Die Stadtverwaltung hat frühzeitig die Erforschung der lokalen NS-Geschichte gefördert. Sie hat wiederholt betont, dass sie in der Erforschung und Vermittlung der NS-Geschichte eine zentrale Aufgabe sieht; sie hat deshalb bürgerschaftliche Initiativen begrüßt und unterstützt. Zurecht wird auf dieses Engagement sowie die städtische Unterstützung im Antrag 230/2017 der Gemeinderatsfraktionen von SPD, BÜNDNIS 90/DIE GRÜNEN und SÖS-LINKE-PluS hingewiesen.
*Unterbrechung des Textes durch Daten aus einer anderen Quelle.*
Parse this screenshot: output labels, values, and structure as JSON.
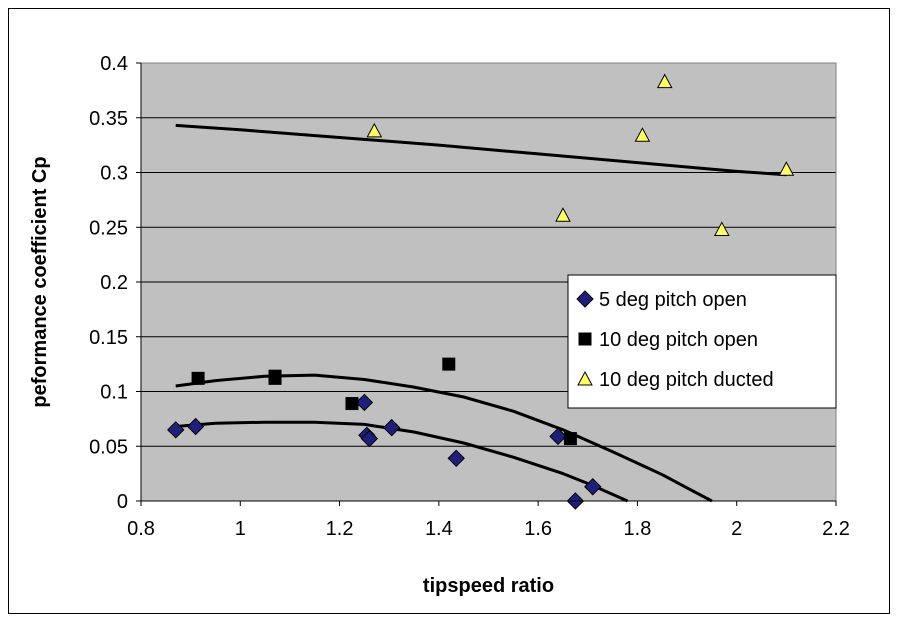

In den letzten Jahren hat sich die Forschung intensiver mit der Rolle der Verwaltung in der NS-Zeit befasst. In mehreren Projekten wurden Reichs- und Landesministerien und auch Kommunalverwaltungen untersucht. Der Mythos der Nachkriegszeit, dass ein intakter Verwaltungskörper bedrängt von NS-Instanzen seine Pflicht erfüllt hätte, ist von der Forschung widerlegt. Als einer der ersten überhaupt hatte Dr. Roland Müller dies für Stuttgart in seiner Dissertation „Stuttgart zur Zeit des Nationalsozialismus“ (1988) geleistet, in der die Rolle der Stadtverwaltung einen expliziten Schwerpunkt bildet. Sie wird auch in der 1995 erschienenen Biographie des NS-Oberbürgermeisters Dr. Karl Strölin von Dr. Walter Nachtmann thematisiert. Insoweit ist erfreulich, dass in jüngster Zeit vermehrt Städte, auch in der Region, erstmals Studien in Auftrag gegeben haben.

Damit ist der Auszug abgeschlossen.